STAR WARS: Return of the Jedi – Special Edition original motion picture soundtrack (1997 RCA limited edition with holographic discs, original soundtrack released 1983)
The final soundtrack of the original trilogy received the most disappointing Special Edition soundtrack. The reissues for A New Hope and The Empire Strikes Back essentially offered complete collections of all the music from those two films. The soundtrack for Return of the Jedi suffers the most from the Special Edition changes.

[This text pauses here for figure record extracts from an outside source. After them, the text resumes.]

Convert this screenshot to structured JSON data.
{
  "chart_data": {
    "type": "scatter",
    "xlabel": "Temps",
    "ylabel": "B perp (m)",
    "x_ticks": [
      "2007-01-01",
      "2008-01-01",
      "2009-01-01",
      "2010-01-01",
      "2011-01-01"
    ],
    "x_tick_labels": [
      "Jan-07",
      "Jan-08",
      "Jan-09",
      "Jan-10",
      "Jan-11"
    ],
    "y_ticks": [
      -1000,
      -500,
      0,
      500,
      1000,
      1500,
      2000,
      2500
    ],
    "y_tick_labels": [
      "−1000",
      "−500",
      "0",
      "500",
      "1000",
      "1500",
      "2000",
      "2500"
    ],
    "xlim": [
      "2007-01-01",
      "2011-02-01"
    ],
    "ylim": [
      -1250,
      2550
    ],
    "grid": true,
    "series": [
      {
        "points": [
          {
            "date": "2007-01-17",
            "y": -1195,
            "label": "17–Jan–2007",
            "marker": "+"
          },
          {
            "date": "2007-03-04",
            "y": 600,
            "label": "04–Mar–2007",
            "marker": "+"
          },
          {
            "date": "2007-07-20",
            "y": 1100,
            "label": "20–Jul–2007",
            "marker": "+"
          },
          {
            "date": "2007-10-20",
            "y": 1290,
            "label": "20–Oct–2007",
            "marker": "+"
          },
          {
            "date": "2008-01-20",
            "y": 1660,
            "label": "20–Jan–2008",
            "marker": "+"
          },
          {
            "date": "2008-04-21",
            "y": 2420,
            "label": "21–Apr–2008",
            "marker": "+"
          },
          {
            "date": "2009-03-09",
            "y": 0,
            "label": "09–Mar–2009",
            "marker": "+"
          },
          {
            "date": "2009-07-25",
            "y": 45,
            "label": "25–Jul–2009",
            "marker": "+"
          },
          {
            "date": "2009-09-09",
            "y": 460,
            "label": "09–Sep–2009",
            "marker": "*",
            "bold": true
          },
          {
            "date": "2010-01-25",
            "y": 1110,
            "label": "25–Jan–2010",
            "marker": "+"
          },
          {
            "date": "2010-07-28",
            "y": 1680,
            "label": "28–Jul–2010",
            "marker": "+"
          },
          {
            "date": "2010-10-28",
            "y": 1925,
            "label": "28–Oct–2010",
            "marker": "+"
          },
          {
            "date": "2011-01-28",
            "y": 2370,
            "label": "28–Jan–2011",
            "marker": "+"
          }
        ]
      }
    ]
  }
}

New music replaces old well-loved tunes, which is rarely a good idea.
Instead of the classic music of “Lapti Nek” (Jabba’s palace scene) we now get “Jedi Rocks”. I need not tell you how unwelcome that song was, replacing “Lapti Nek”. All because Lucas didn’t like that the singing alien puppet’s lips didn’t move enough, so he decided to “fix” that by putting in a much more elaborate musical number to go with the new CG lips. Thanks, George. Thankfully “Lapti Nek” was included on the 4 CD Star Wars Anthology box set.

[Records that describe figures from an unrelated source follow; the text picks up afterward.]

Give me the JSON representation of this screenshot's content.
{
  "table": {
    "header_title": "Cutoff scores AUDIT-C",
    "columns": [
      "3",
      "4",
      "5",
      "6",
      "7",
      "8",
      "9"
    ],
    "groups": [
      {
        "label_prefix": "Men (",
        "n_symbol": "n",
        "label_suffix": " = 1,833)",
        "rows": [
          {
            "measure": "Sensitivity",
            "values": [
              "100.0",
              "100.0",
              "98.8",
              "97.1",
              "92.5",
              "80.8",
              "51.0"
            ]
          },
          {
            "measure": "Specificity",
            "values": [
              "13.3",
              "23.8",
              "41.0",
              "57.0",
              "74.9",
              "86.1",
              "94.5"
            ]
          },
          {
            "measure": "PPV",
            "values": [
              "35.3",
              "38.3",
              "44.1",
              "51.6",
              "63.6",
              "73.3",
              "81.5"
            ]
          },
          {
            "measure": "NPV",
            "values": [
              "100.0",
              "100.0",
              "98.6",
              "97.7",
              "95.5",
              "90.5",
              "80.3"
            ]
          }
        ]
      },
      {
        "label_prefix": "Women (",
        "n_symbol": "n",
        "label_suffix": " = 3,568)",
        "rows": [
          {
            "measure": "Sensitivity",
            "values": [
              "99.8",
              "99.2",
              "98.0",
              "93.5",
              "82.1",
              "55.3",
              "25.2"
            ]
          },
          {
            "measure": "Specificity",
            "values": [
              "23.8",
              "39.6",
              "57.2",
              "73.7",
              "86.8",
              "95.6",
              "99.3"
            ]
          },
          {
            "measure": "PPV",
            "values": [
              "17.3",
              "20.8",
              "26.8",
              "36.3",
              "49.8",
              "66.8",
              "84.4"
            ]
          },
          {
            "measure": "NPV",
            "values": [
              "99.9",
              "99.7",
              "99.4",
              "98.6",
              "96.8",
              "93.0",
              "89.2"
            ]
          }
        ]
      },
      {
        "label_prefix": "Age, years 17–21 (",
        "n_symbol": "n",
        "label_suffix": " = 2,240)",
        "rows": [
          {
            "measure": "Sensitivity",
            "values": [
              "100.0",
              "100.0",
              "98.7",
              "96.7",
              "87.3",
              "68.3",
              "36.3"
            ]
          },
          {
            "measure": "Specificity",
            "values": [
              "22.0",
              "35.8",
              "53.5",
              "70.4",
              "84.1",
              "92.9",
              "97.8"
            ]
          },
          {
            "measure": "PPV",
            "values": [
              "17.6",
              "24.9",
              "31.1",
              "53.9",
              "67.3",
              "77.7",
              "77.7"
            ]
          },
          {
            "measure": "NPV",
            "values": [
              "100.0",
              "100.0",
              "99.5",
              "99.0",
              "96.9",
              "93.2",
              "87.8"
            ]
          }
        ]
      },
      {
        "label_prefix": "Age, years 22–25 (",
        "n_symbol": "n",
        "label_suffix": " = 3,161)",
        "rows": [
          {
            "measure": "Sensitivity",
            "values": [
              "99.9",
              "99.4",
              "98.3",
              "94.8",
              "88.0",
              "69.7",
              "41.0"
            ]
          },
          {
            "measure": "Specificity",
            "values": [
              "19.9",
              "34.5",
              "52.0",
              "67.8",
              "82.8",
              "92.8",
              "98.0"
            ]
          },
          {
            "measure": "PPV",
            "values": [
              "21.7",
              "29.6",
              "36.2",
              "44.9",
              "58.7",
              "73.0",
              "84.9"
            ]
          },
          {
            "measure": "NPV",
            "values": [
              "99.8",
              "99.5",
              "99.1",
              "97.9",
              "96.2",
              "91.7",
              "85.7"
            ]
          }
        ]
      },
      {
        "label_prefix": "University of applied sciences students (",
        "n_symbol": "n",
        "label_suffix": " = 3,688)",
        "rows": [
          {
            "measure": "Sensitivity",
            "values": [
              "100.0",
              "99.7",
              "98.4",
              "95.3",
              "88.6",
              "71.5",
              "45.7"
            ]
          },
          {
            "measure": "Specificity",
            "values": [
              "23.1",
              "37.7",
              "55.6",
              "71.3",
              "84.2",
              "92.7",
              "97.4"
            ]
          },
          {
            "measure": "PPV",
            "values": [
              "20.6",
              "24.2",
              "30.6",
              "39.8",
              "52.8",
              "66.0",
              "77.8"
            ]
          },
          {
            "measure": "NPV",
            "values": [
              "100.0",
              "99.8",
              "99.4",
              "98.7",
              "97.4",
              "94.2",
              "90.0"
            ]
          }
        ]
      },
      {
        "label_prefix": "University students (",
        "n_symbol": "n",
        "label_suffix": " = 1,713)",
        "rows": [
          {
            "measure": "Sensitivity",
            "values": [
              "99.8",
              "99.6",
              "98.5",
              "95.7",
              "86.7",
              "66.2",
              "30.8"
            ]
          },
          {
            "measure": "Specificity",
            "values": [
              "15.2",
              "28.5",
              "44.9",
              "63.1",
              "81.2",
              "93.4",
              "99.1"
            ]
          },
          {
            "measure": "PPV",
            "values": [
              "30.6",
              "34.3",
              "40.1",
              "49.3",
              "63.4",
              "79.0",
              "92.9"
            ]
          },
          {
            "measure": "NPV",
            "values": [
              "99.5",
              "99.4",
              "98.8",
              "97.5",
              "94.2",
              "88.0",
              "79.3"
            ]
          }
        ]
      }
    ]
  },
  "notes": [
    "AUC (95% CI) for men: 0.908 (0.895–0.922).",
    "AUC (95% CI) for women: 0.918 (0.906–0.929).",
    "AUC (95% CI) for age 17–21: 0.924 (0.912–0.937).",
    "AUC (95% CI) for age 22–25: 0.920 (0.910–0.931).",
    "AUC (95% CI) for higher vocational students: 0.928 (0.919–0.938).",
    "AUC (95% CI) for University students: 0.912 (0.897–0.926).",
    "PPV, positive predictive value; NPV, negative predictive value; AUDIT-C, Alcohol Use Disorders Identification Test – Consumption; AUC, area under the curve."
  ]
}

The other missing music is “Ewok Celebration”, which fans worldwide know as “Yub Nub”. This Ewok song was one of those miserable little teddy bears’ few redeeming qualities. “Ewok Celebration” is replaced by the bland new “Victory Celebration” which ends the film. Thankfully the original music is also on the Anthology box set. (I would like to get that.)
Return of the Jedi gets off to a slower start than the other soundtracks. Instead of a battle or vicious Wampa attack, Jedi opened with a couple droids wandering through the desert before finding gainful employment with Jabba the Hutt. I know, right? How could that not make for exciting music? It’s not until Luke Skywalker confronts Jabba (track 6) that things start to move. Until then, the music remains largely atmospheric and creepy. There are a few unforgettable musical cues, such as that which accompanies Han Solo’s thawing.
Because Jedi was the third movie in a trilogy, it revisits a lot of familiar themes. The music for “The Imperial March” is heard several times for example (such as within “The Emperor Arrives”), but there isn’t much in terms of new memorable themes. I suppose that is to be expected. The nature of the film, including the deaths of beloved characters and other upsetting revelations, lent themselves to a darker soundtrack. A lot of atmospheric pieces helped underscore the mood of these scenes. This is offset by child-like Ewok segments of brightness.
A nice touch is the inclusion of alternate versions. The exciting “Sail Barge Assault” is included in an alternate take. There is also a sweeping concert suite of “The Forest Battle” on disc two. “Lapti Nek” and “Yub Nub” would have been nice, but in 1997 George was really trying to bury the original versions of the films forever. I’ll just have to find an old record, or that Anthology box.
The original music, excised for the Special Edition, is what this CD misses most.